Ist UA schon tot? Gibt es bereits Unternehmen, die ausschließlich mit GA4 arbeiten, es neben der technischen Migration für Reporting und als neue Analyse-Plattform einsetzen?

Ich habe ein Unternehmen kennengelernt, das komplett auf GA4 migriert hat und seine alte Universal-Analytics-Implementierung abgelöst hat (ohne Parallelbetrieb). Bitte auf keinen Fall, Universal Analytics immer im Parallelbetrieb halten. Auch bei einer komplett neuen Integration immer GA4 und Universal Analytics implementieren. Ich kenne kein Unternehmen, das Reporting in GA4 macht. Der Reflex geht immer zuerst zum gewohnten Reporting in Universal Analytics. Mein erster Schritt wäre es, die fünf wichtigsten Berichte aus Universal Analytics in GA4 zu migrieren und parallel zu analysieren. Da die Metriken wie Sitzungen leicht andere Definitionen haben, werden die Daten nicht übereinstimmen. Das sollte nicht nervös machen.

Wofür gibst du GA4 ein Like oder Dislike?
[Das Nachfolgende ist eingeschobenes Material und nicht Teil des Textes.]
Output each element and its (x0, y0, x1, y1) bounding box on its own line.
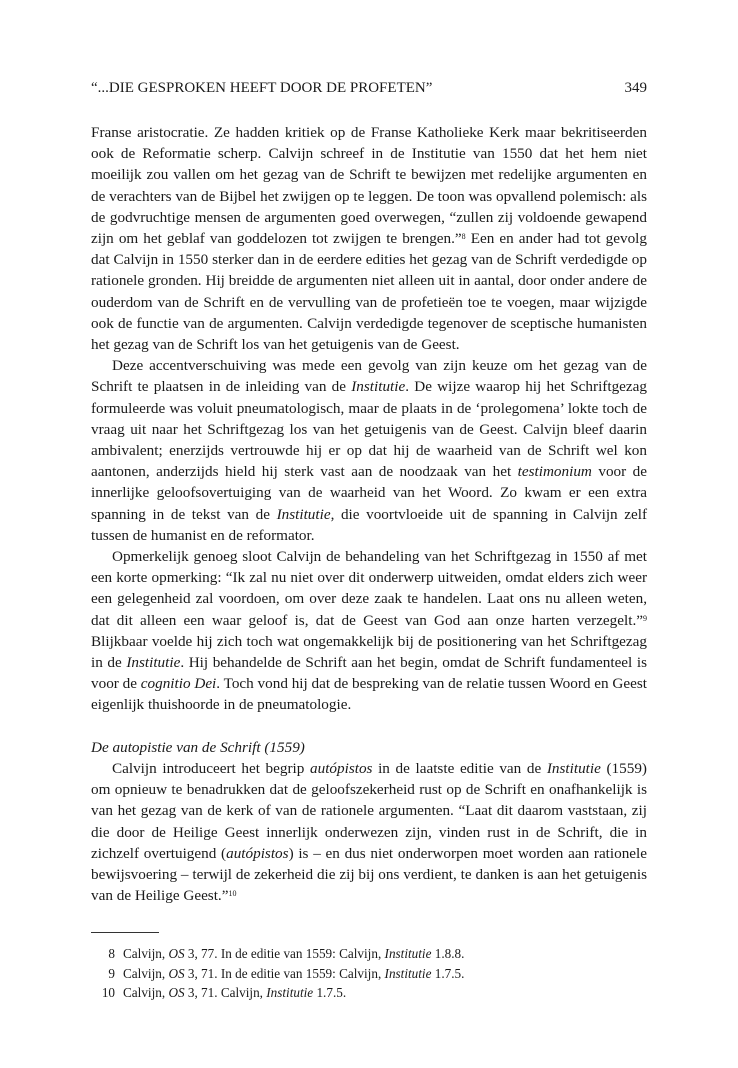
paragraph-4 (91, 758, 647, 906)
italic-term: Institutie (384, 965, 432, 981)
italic-term: autópistos (310, 759, 373, 777)
page-number: 349 (624, 80, 647, 96)
footnote-number: 9 (108, 965, 115, 981)
running-title: “...DIE GESPROKEN HEEFT DOOR DE PROFETEN” (91, 80, 433, 96)
italic-term: OS (168, 946, 185, 961)
text-span: 1.7.5. (313, 985, 347, 1000)
italic-term: Institutie (276, 505, 331, 523)
text-span: Opmerkelijk genoeg sloot Calvijn de behandeling van het Schriftgezag in 1550 af met een korte opmerking: “Ik zal nu niet over dit onderwerp uitweiden, omdat elders zich weer een gelegenheid zal voordoen, om over deze zaak te handelen. Laat ons nu alleen weten, dat dit alleen een waar geloof is, dat de Geest van God aan onze harten verzegelt.” (91, 548, 647, 629)
italic-term: autópistos (226, 844, 289, 862)
footnote-text (123, 944, 464, 964)
footnote-ref-10[interactable]: 10 (228, 889, 237, 899)
text-span: Calvijn, (123, 965, 169, 981)
footnotes (91, 944, 647, 1003)
running-header (91, 78, 647, 98)
italic-term: OS (168, 985, 185, 1000)
text-span: , die voortvloeide uit de spanning in Calvijn zelf tussen de humanist en de reformator. (91, 505, 648, 544)
text-span: in de laatste editie van de (372, 759, 547, 777)
text-span: (1559) om opnieuw te benadrukken dat de geloofszekerheid rust op de Schrift en onafhankelijk is van het gezag van de kerk of van de rationele argumenten. “Laat dit daarom vaststaan, zij die door de Heilige Geest innerlijk onderwezen zijn, vinden rust in de Schrift, die in zichzelf overtuigend ( (91, 759, 647, 862)
text-span: Blijkbaar voelde hij zich toch wat ongemakkelijk bij de positionering van het Schriftgezag in de (91, 632, 647, 672)
italic-term: Institutie (266, 985, 314, 1000)
text-span: Franse aristocratie. Ze hadden kritiek op de Franse Katholieke Kerk maar bekritiseerden ook de Reformatie scherp. Calvijn schreef in de Institutie van 1550 dat het hem niet moeilijk zou vallen om het gezag van de Schrift te bewijzen met redelijke argumenten en de verachters van de Bijbel het zwijgen op te leggen. De toon was opvallend polemisch: als de godvruchtige mensen de argumenten goed overwegen, “zullen zij voldoende gewapend zijn om het geblaf van goddelozen tot zwijgen te brengen.” (91, 124, 647, 248)
text-span: Een en ander had tot gevolg dat Calvijn in 1550 sterker dan in de eerdere edities het gezag van de Schrift verdedigde op rationele gronden. Hij breidde de argumenten niet alleen uit in aantal, door onder andere de ouderdom van de Schrift en de vervulling van de profetieën toe te voegen, maar wijzigde ook de functie van de argumenten. Calvijn verdedigde tegenover de sceptische humanisten het gezag van de Schrift los van het getuigenis van de Geest. (91, 230, 647, 354)
italic-term: OS (168, 965, 185, 981)
footnote-number: 8 (108, 946, 115, 961)
text-span: Calvijn introduceert het begrip (112, 759, 310, 777)
footnote-ref-9[interactable]: 9 (643, 613, 647, 623)
italic-term: Institutie (546, 759, 601, 777)
footnote-divider (91, 932, 159, 933)
italic-term: Institutie (126, 654, 181, 672)
paragraph-2 (91, 355, 647, 546)
text-span: . Toch vond hij dat de bespreking van de relatie tussen Woord en Geest eigenlijk thuishoorde in de pneumatologie. (91, 675, 648, 714)
text-span: 1.7.5. (431, 965, 465, 981)
text-span: 3, 77. In de editie van 1559: Calvijn, (184, 946, 385, 961)
text-span: voor de innerlijke geloofsovertuiging van de waarheid van het Woord. Zo kwam er een extra spanning in de tekst van de (91, 463, 647, 523)
text-span: 3, 71. In de editie van 1559: Calvijn, (184, 965, 385, 981)
text-span: 1.8.8. (431, 946, 465, 961)
footnote-number: 10 (101, 985, 115, 1000)
text-span: . De wijze waarop hij het Schriftgezag formuleerde was voluit pneumatologisch, maar de plaats in de ‘prolegomena’ lokte toch de vraag uit naar het Schriftgezag los van het getuigenis van de Geest. Calvijn bleef daarin ambivalent; enerzijds vertrouwde hij er op dat hij de waarheid van de Schrift wel kon aantonen, anderzijds hield hij sterk vast aan de noodzaak van het (91, 378, 647, 481)
section-heading: De autopistie van de Schrift (1559) (91, 738, 305, 756)
text-span: Calvijn, (123, 946, 169, 961)
text-span: . Hij behandelde de Schrift aan het begin, omdat de Schrift fundamenteel is voor de (91, 654, 647, 693)
italic-term: cognitio Dei (140, 675, 217, 693)
paragraph-1 (91, 122, 647, 355)
italic-term: Institutie (351, 378, 406, 396)
footnote-9 (91, 964, 647, 984)
text-span: Calvijn, (123, 985, 169, 1000)
main-text (91, 122, 647, 906)
text-span: 3, 71. Calvijn, (184, 985, 267, 1000)
footnote-8 (91, 944, 647, 964)
footnote-text (123, 964, 464, 984)
text-span: ) is – en dus niet onderworpen moet worden aan rationele bewijsvoering – terwijl de zekerheid die zij bij ons verdient, te danken is aan het getuigenis van de Heilige Geest.” (91, 844, 648, 905)
footnote-ref-8[interactable]: 8 (461, 232, 466, 242)
text-span: Deze accentverschuiving was mede een gevolg van zijn keuze om het gezag van de Schrift te plaatsen in de inleiding van de (91, 357, 647, 396)
footnote-10 (91, 983, 647, 1003)
footnote-text (123, 983, 346, 1003)
italic-term: testimonium (517, 463, 592, 481)
italic-term: Institutie (384, 946, 432, 961)
paragraph-3 (91, 546, 647, 716)
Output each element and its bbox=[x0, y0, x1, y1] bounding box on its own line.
Ich kann die Likes und Dislikes relativ gleichmäßig vergeben. Meine Likes sind:

  • Individualisierung: Die umfangreichen Möglichkeiten zur Individualisierung der Benutzeroberfläche sind herausragend. Über die Mediathek Anpassungen im Reporting vorzunehmen, ist sehr hilfreich. Es wäre interessant, Inspirationen für ein Custom Layout aus einer GA4-Lösungs-Galerie zu bekommen, so wie wir es schon aus Universal Analytics kennen.
  • Kohorten: Die explorativen Analyse, also das fortgeschrittene Reporting, erlaubt es neue Visualisierungen zu erstellen, zum Beispiel eigene Funnels mit Segmenten. Mich beeindruckt, Kohorten in unserem E-Commerce-Umfeld analysieren zu können. Welche Kundinnen und Kunden (Client-IDs), die wir 2020 gewonnen haben, kommen zurück und kaufen weiterhin? Das ging zwar bereits in Universal Analytics, aber eben nur auf einer Ebene von drei Monaten. Ich wünschte, noch Jahreskohorten implementieren zu können.
  • Ereignisse: Das einfache Datenmodell ist viel einfacher zu planen. Nutzer:innen erzeugen Ereignisse. Jedes Ereignis kann bis zu 25 Parameter haben. Endlich schaffen wir es, aus dem Zwang von Ereigniskategorie, Ereignisaktion und Ereignislabel herauszukommen. Wenn man einmal das fundamentale Prinzip verstanden hat, ist das Fundament der Datenanalyse leichter zu planen, umzusetzen und auch besser auszuwerten.
  • Neue Metriken: Interessant sind auch ganz neue Metriken und Definitionen, die uns zuvor nicht zur Verfügung standen: Engagement-Rate oder Metriken wie Abwanderungswahrscheinlichkeiten oder maximaler oder minimaler Umsatz.

Dislikes:

  • Datenansichten und Rechte: Die Granularität, die wir aus bisherigen Datenansichten kennen, ist nicht mehr vorhanden. Damit fehlt die Möglichkeit, individualisiert Nutzerrechte in Organisationen zu vergeben.
  • Komplexität: Scheinbar müssen wir die neue Komplexität bei aller gewonnenen Flexibilität, Individualisierung und den neuen Metriken in Kauf nehmen. Jedoch ist GA4 wirklich sehr komplex: neue Technologie, neues Datenmodell, neue Metriken, neue Visualisierungen, neue Anpassungen der Benutzeroberfläche. Damit geht aber leider auch einher, dass in den explorativen Datenanalysen bestimmte Analysen Fehler produzieren. Beispiel einer Fehlermeldung: „Beim Laden der Daten für diese Komponente ist ein Fehler aufgetreten.“ Hier ist vollkommen unklar, worin dieser Fehler genau besteht: Wurde das Datenmodell verletzt oder ist es ein Bug? Hier wäre ein bessere Dokumentation der einzelnen Reportings sehr hilfreich.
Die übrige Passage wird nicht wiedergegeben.